Assim, esclarece o MPC que o Edital nº 1- PC-ES deveria dispor sobre o grau ou o nível do TEA considerado como incapacitante, baseado em critérios técnicos e objetivos. Sustenta, ainda, que eliminar candidatos sem analisar o grau e a natureza da deficiência afronta a legislação vigente e os princípios constitucionais da isonomia, legalidade, igualdade e impessoalidade.

Outras discriminações detectadas no concurso

Além do Transtorno do Espectro Autista (TEA), o Edital nº 1- PC-ES, por meio do item 10.3.15, também previu, sem qualquer justificativa técnica e de forma genérica, uma lista irrestrita de enfermidades que incapacitariam o candidato no Concurso Público, gerando sua pronta eliminação.

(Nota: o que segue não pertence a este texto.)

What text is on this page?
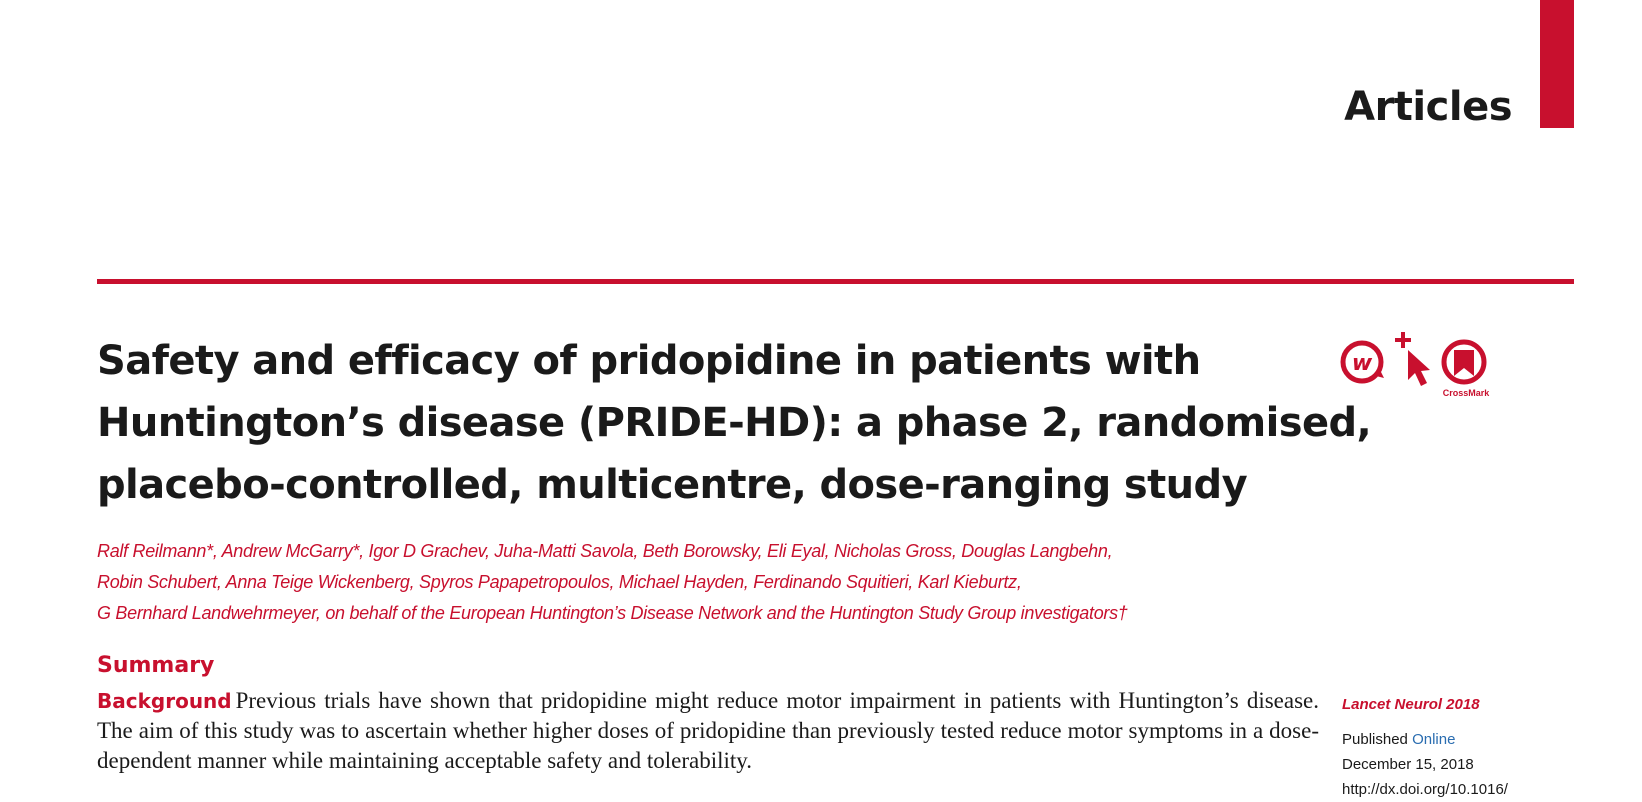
Articles
Safety and efficacy of pridopidine in patients with
Huntington’s disease (PRIDE-HD): a phase 2, randomised,
placebo-controlled, multicentre, dose-ranging study
w
CrossMark
Ralf Reilmann*, Andrew McGarry*, Igor D Grachev, Juha-Matti Savola, Beth Borowsky, Eli Eyal, Nicholas Gross, Douglas Langbehn,
Robin Schubert, Anna Teige Wickenberg, Spyros Papapetropoulos, Michael Hayden, Ferdinando Squitieri, Karl Kieburtz,
G Bernhard Landwehrmeyer, on behalf of the European Huntington’s Disease Network and the Huntington Study Group investigators†
Summary

Background Previous trials have shown that pridopidine might reduce motor impairment in patients with Huntington’s disease. The aim of this study was to ascertain whether higher doses of pridopidine than previously tested reduce motor symptoms in a dose-dependent manner while maintaining acceptable safety and tolerability.

Lancet Neurol 2018
Published Online
December 15, 2018
http://dx.doi.org/10.1016/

Conforme detalha o Parecer Ministerial, quando o certame faz referência, sem qualquer especificação, por exemplo, às “e) expressões cutâneas das doenças autoimunes” como causa de exclusão, até mesmo o Vitiligo – doença autoimune que acarreta perda da coloração da pele –, por si só, pode induzir a incapacidade do candidato no concurso público.

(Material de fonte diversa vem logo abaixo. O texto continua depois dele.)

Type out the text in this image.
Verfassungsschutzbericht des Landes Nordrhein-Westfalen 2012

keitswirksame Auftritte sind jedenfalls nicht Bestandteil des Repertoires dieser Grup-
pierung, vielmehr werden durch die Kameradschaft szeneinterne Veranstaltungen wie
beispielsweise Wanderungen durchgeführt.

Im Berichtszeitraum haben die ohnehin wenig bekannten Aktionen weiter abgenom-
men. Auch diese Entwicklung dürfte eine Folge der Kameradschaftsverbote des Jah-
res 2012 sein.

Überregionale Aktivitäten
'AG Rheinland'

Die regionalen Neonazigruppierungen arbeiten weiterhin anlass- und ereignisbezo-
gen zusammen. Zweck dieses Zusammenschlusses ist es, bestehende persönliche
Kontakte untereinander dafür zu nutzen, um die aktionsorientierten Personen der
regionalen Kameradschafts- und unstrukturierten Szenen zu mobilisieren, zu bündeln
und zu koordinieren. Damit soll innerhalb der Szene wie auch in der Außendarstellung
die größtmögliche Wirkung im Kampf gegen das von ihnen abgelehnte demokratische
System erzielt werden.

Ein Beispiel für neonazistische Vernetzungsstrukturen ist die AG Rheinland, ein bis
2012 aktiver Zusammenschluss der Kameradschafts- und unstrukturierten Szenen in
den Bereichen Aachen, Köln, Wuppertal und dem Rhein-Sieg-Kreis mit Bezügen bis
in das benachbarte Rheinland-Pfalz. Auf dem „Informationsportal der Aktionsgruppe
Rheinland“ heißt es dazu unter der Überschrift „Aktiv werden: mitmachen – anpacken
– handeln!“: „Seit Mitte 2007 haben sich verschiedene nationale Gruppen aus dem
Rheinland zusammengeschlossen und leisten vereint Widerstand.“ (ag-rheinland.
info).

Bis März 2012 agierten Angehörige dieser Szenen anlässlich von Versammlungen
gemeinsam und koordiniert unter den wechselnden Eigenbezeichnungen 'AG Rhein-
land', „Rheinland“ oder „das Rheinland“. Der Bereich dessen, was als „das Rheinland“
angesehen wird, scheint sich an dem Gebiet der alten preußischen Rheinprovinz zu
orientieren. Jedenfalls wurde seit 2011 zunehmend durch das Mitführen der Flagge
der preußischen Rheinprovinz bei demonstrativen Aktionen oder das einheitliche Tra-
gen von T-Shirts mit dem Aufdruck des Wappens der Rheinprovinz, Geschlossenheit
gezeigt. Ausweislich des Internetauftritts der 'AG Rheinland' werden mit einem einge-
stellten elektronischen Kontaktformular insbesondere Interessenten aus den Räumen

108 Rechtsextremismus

Logo após a manifestação do Órgão Ministerial, o processo foi encaminhado ao gabinete do Relator do caso para elaboração de Voto.

O que diz a banca examinadora

O Centro Brasileiro de Pesquisa em Avaliação e Seleção e de Promoção de Eventos (Cebraspe), entidade responsável por conduzir o Concurso Público da PCES, em resposta, afirmou que “(…) o transtorno do espectro autista, apesar de constar no edital como condição incapacitante, não acarreta a eliminação automática do candidato do concurso público, já que caberá à junta médica avaliar, caso a caso, ou seja, de forma individual, se a condição clínica apresentada pelo candidato é compatível com o cargo ou não, mediante anamnese do indivíduo e a análise dos exames médicos laboratoriais obrigatórios e dos exames complementares eventualmente solicitados.”.

O receio do MPC, todavia, encontraria fundamento não apenas na contradição interna deste edital de convocação e suas possíveis consequências negativas, senão ainda em outros casos, envolvendo a mesma Banca Examinadora, nos quais incoerências da mesma natureza (aparentemente inofensivas) provocaram reais prejuízos aos candidatos PcD, como os concursos da Polícia Federal (PF), da Polícia Rodoviária Federal (PRF) e da Polícia Civil do Distrito Federal (PCDF).